RojakIf I was asked to describe Malaysian design in a word, I’d choose the word ROJAK. A malay term, rojak literally means mix or potpourri. It also happens to be a name of a fruit dish here in Malaysia. Think of it as a fruit salad, with a spicy kick and you’d come to as close a description as you can get for rojak.

So why rojak? Because Malaysian design usually incorporates a fusion of colours. At times it results in a garish clash of colours, each screaming for attention, while at other times, the colours merge and swirl, each complementing the other, forming such a colourful harmony.
Pic: Rojak, a mixed fruit salad, brings to mind the concept of fusion in Malaysian design. Mind the spicy kick though.

Batik: An example of unique design.

Batik Design Process Process of making batik.

Batik is a traditional art form used in creating vibrant and stunning cloth designs utilizing waxing and dyeing techniques. Traditionally batik designs are hand drawn and dyed, making each item unique. The colours used in batik range the whole spectrum, and often appears in hues as well.

The designs on the cloth vary, featuring a mix of floral motifs, with intertwining flowers and petals, geometric motifs, arranged in interesting and delightful ways, and animal motifs, both real and mythological. Colour schemes include contrasting, complementary, and a mixture of hues.

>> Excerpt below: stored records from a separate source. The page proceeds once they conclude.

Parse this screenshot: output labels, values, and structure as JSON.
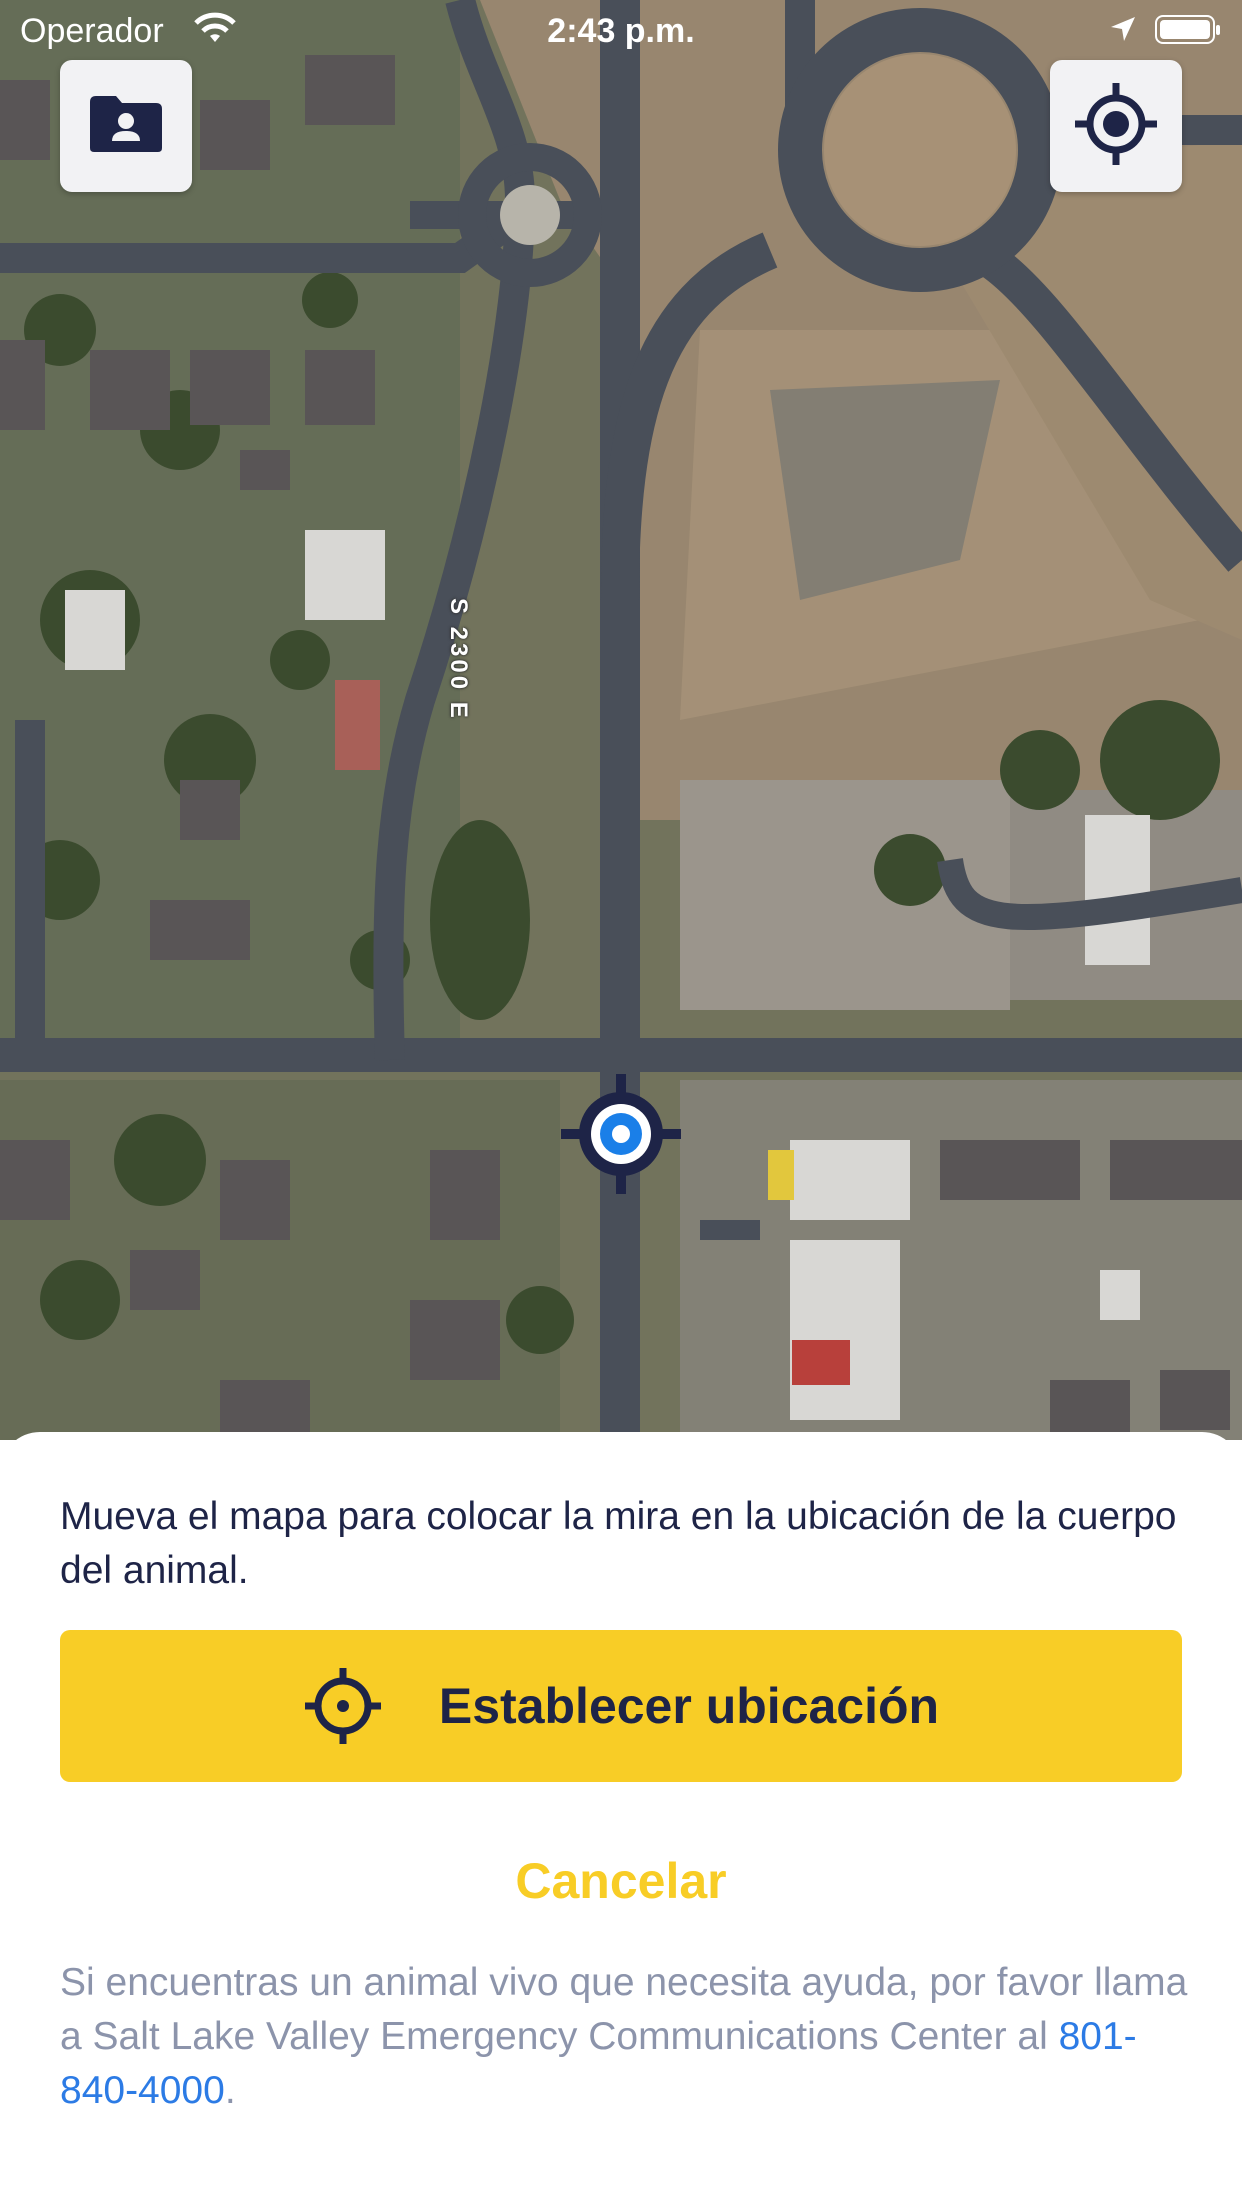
{
  "status_bar": {
    "carrier": "Operador",
    "time": "2:43 p.m.",
    "icons": [
      "wifi-icon",
      "location-arrow-icon",
      "battery-icon"
    ]
  },
  "map": {
    "road_label": "S 2300 E",
    "buttons": {
      "left_icon": "contact-folder-icon",
      "right_icon": "locate-me-icon"
    },
    "marker_icon": "crosshair-marker-icon"
  },
  "sheet": {
    "instructions": "Mueva el mapa para colocar la mira en la ubicación de la cuerpo del animal.",
    "set_location_label": "Establecer ubicación",
    "set_location_icon": "crosshair-icon",
    "cancel_label": "Cancelar",
    "help_text_prefix": "Si encuentras un animal vivo que necesita ayuda, por favor llama a Salt Lake Valley Emergency Communications Center al ",
    "help_phone": "801-840-4000",
    "help_text_suffix": "."
  },
  "colors": {
    "accent_yellow": "#f8cd26",
    "navy": "#1e2447",
    "link_blue": "#2c7be5",
    "muted_text": "#8c94ab",
    "marker_blue": "#1a7fe8"
  }
}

Batik Picture 1Batik Picture 2Batik Picture 3

Some examples of batik designs. Mixtures of floral and geometric designs, mythological creatures, and domestic animals.

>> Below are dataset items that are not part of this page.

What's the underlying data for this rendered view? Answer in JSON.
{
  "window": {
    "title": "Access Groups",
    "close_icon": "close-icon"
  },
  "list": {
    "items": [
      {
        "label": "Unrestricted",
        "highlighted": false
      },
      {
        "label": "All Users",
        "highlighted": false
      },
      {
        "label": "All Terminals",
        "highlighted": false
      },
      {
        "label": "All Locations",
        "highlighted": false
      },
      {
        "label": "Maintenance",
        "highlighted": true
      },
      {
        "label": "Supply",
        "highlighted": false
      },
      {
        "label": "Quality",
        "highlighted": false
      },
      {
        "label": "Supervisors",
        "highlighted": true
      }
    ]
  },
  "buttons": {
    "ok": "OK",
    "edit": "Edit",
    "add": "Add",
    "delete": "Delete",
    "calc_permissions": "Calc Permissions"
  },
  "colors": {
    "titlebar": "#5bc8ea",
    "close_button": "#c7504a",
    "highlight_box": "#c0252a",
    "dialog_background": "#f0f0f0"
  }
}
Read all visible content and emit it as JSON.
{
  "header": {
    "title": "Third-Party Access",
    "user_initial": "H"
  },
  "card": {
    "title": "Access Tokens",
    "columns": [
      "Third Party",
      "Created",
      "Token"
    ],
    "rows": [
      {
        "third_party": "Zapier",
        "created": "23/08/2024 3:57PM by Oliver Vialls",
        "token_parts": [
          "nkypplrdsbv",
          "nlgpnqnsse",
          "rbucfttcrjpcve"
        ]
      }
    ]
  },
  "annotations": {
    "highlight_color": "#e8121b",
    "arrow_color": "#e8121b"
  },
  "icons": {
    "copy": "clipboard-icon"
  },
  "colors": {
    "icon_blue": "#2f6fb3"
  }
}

Malaysian Design: A fusion of colours

Design usually is influenced by culture and history, and in this sense, Malaysian design is no exception. It has a rich past, being situated in the between the trade route to China. Through the centuries, it has been influenced by many cultures, both western, such as Portuguese, Dutch, English, as well as eastern, such as Chinese, Siamese, and Indian. Aspects of these cultures were assimilated into Malaysian culture, and thus design as well. Thus the analogy of rojak in the earlier section. Each culture is distinctly unique, yet a part of the whole.

Religion also is one of the factors that influences design. In Europe, many great works of art were inspired by religion. We only have to look at the grandeur of the Vatican City, with the Sistine Chapel if we need an example. Religious influence in Malaysian design can be very obvious at times, in the case of mythological creatures as motifs, and also very subtle as well, for instance in the use of geometrical shapes, which was pioneered by the Muslims. Malaysian designs also draw heavily from nature, with large tropical flower designs, weaving creepers that often form geometrical or symmetrical shapes.

Taking all this into consideration, it comes as no surprise that Malaysian designs tend to be vibrant and colourful, even to the point of being garish at times. It reflects the spirit and soul of a nation that has adapted and assimilated various cultures and religions through the centuries, embracing that which is different, yet all the while, trying to remain the same.